NOUVELLES
04/02/2016 07:22 EST | Actualisé 04/02/2017 00:12 EST

Syrie: les USA doivent faire pression sur la Russie avant les prochaines négociations (opposition)

L'opposition syrienne a appelé jeudi les Etats-Unis à faire pression sur la Russie, allié militaire du régime de Damas, s'ils veulent que la prochaine série de négociations à Genève soit un succès.

Monzer Makhous, l'un des porte-parole du Haut comité des négociations (HCN), a déclaré à l'AFP que Washington devait aider à créer "un équilibre" entre les délégations de l'opposition et du régime syrien afin d'éviter un nouvel échec.

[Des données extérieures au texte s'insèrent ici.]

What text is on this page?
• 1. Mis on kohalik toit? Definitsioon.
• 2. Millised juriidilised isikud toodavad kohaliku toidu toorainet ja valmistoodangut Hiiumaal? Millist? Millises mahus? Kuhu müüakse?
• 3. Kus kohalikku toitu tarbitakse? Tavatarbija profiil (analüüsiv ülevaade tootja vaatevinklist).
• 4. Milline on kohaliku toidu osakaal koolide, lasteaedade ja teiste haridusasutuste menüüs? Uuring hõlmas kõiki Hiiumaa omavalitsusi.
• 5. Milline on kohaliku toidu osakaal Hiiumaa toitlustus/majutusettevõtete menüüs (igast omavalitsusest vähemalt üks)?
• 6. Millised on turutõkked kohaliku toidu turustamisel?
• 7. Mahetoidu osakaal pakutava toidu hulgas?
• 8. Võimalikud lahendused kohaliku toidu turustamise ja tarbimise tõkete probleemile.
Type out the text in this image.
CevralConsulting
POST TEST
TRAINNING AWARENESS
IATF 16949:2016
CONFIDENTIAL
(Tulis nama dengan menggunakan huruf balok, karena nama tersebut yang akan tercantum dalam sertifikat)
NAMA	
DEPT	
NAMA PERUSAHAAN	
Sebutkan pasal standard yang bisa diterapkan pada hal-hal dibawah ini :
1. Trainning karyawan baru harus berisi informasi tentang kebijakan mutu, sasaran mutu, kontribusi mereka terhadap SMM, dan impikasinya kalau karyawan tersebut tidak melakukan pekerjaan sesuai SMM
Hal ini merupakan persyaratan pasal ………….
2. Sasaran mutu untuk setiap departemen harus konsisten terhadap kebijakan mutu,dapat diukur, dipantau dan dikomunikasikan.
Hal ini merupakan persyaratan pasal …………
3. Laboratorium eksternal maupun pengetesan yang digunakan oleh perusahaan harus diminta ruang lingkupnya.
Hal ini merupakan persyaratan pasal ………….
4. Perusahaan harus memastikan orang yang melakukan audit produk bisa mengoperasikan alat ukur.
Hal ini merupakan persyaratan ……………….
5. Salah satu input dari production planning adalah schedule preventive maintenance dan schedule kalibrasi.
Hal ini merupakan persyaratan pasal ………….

Mercredi, l'émissaire spécial de l'ONU pour la Syrie, Staffan de Mistura, a annoncé une "pause" dans les pourparlers de Genève jusqu'au 25 février, en soulignant qu'"il y a encore du travail à faire non seulement pour nous mais aussi pour tous ceux qui sont impliqués" dans la crise syrienne.

Il a ainsi renvoyé la balle au Groupe international de soutien sur la Syrie, appelé à se réunir le 11 février 2011 à Munich. Il sera lui-même auditionné vendredi matin par les 15 membres du Conseil de sécurité de l'ONU à New York.

M. Makhous a jugé que cette suspension était "la bonne décision".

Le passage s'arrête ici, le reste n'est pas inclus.